Political Violence and the Emergence of the New South, 1861-1893
Kenneth C. Barnes
Duke University Press, 1998
In 1888 a group of armed and masked Democrats stole a ballot box from a small town in Conway County, Arkansas. The box contained most of the county’s black Republican votes, thereby assuring defeat for candidate John Clayton in a close race for the U.S. Congress. Days after he announced he would contest the election, a volley of buckshot ripped through Clayton’s hotel window, killing him instantly. Thus began a yet-to-be-solved, century-old mystery.

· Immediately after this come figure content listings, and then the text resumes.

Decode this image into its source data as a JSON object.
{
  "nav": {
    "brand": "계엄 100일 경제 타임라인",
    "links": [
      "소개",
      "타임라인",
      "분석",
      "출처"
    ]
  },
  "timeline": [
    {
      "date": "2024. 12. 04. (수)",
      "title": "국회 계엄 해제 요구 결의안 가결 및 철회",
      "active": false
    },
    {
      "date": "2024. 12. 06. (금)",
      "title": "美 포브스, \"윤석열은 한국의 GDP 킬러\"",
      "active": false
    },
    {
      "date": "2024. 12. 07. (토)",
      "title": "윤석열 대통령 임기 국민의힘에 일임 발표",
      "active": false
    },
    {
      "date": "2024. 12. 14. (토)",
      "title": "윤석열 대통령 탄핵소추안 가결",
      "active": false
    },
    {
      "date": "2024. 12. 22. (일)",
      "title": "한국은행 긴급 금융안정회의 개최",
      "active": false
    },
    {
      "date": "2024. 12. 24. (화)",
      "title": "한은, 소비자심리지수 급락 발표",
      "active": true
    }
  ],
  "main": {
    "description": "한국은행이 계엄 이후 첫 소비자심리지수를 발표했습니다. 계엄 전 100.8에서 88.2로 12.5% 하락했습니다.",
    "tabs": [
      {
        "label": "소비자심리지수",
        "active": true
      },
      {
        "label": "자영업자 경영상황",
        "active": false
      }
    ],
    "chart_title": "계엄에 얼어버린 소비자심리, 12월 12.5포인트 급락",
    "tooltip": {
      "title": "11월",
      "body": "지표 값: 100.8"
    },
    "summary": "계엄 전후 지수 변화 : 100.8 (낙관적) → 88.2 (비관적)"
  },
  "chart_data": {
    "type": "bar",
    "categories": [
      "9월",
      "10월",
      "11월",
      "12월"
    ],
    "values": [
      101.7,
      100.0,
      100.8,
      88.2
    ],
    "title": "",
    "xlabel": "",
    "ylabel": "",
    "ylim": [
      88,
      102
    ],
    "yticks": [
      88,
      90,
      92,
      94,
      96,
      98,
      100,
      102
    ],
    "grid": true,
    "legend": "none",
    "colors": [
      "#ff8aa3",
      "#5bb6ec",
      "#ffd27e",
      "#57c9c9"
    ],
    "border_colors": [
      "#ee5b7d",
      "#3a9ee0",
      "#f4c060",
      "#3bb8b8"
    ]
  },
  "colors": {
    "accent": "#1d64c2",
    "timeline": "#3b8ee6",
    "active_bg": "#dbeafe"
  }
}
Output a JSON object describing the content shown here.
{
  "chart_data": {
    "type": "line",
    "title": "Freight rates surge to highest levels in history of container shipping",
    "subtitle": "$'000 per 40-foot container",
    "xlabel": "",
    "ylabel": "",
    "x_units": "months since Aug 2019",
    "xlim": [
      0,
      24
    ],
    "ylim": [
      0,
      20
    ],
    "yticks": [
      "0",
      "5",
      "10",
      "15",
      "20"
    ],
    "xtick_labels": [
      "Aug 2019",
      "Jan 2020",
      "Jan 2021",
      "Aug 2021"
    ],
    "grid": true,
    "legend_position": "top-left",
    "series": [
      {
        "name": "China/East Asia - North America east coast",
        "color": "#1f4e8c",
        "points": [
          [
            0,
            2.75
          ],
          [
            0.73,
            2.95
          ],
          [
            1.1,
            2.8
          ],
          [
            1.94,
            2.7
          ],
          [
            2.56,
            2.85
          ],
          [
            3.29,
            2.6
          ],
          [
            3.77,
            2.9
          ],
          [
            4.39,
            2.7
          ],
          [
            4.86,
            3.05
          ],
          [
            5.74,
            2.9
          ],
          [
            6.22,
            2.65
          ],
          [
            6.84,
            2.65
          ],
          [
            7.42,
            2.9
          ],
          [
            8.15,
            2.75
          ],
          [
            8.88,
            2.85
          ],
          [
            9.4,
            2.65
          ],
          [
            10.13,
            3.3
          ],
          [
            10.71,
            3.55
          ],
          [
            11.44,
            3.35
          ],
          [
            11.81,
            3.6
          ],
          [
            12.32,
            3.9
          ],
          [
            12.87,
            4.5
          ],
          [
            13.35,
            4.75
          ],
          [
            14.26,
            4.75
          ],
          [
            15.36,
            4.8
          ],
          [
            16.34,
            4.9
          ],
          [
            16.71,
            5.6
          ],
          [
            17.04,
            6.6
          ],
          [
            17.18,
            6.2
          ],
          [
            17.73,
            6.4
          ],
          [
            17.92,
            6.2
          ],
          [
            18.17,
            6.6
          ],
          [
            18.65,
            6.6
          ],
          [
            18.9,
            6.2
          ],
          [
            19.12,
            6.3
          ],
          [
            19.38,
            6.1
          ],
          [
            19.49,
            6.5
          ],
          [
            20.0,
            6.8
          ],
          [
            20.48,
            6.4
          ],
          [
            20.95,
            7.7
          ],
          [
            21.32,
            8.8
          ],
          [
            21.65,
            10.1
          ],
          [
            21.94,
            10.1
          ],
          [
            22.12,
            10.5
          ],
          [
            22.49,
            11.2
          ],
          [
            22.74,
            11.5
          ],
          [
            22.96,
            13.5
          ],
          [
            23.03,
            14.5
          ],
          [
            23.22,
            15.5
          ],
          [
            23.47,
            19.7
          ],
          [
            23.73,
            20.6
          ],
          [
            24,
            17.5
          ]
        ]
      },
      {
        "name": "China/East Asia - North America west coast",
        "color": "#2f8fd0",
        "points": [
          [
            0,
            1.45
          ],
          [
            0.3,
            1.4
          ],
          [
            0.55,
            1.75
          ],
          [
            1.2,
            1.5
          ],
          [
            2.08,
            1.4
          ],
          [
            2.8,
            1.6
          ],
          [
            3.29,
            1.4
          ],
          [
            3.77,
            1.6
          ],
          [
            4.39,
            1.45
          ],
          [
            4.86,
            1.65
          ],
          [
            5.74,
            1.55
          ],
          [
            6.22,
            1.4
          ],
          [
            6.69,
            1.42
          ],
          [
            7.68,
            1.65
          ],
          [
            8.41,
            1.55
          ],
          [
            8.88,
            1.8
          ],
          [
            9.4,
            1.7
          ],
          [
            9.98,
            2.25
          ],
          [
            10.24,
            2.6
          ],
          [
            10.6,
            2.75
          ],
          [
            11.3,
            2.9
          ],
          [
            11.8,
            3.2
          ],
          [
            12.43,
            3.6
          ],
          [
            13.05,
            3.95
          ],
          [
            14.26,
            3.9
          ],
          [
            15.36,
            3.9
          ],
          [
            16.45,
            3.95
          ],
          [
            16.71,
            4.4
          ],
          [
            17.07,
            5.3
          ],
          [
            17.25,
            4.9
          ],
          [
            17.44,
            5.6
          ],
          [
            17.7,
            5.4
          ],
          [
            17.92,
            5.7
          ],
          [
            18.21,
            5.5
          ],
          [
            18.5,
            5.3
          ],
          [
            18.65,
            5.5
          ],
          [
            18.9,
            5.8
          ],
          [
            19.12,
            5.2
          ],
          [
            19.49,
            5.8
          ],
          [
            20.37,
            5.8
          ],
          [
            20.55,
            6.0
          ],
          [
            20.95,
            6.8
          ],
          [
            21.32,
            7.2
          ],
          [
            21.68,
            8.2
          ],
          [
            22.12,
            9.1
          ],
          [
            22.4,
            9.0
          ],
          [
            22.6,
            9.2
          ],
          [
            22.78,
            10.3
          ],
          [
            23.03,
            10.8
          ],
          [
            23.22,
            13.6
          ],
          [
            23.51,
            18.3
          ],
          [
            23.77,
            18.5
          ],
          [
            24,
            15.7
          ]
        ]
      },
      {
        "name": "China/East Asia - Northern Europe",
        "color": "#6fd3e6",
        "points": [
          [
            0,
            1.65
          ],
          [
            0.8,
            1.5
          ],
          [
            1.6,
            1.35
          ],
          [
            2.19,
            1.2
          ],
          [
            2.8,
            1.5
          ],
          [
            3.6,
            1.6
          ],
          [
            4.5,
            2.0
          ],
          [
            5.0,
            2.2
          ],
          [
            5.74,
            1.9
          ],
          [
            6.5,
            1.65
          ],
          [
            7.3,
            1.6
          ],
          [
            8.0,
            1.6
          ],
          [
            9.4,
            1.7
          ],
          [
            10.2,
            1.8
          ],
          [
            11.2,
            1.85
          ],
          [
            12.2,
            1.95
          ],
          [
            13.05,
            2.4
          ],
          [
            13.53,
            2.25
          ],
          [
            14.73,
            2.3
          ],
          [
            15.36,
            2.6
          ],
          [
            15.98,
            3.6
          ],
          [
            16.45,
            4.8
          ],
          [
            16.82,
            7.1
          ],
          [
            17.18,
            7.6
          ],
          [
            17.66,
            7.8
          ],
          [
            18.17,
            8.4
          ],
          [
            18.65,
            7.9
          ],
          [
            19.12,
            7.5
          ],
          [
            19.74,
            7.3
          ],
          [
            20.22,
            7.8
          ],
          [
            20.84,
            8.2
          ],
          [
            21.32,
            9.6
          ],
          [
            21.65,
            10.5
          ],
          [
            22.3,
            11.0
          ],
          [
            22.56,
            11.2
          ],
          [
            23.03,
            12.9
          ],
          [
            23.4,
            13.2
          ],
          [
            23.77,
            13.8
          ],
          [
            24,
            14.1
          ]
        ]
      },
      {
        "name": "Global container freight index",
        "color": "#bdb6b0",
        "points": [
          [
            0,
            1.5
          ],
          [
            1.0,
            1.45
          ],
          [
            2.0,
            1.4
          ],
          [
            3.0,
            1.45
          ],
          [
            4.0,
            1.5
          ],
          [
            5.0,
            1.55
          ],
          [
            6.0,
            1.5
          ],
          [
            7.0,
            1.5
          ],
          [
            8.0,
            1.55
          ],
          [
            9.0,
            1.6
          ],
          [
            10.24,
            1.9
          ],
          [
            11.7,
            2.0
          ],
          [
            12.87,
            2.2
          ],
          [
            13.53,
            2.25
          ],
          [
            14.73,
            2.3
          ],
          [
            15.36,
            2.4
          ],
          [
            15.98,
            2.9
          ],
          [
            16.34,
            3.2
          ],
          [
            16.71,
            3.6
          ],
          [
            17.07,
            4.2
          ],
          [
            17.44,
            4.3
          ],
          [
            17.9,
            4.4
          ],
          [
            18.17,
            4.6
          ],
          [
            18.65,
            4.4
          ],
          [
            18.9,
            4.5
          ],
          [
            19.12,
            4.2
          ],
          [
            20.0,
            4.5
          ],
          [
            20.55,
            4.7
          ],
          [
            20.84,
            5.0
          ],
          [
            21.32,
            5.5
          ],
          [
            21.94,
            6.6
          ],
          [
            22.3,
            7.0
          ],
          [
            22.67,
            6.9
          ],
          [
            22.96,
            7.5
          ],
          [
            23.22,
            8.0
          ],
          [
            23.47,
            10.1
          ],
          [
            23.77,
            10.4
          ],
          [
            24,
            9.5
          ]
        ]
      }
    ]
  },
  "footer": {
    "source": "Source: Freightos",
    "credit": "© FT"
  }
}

More than a description of this particular event, however, Who Killed John Clayton? traces patterns of political violence in this section of the South over a three-decade period. Using vivid courtroom-type detail, Barnes describes how violence was used to define and control the political system in the post-Reconstruction South and how this system in turn produced Jim Crow. Although white Unionists and freed blacks had joined under the banner of the Republican Party and gained the upper hand during Reconstruction, during these last decades of the nineteenth century conservative elites, first organized as the Ku Klux Klan and then as the revived Democratic Party, regained power—via such tactics as murdering political opponents, lynching blacks, and defrauding elections.

This important recounting of the struggle over political power will engage those interested in Southern and American history.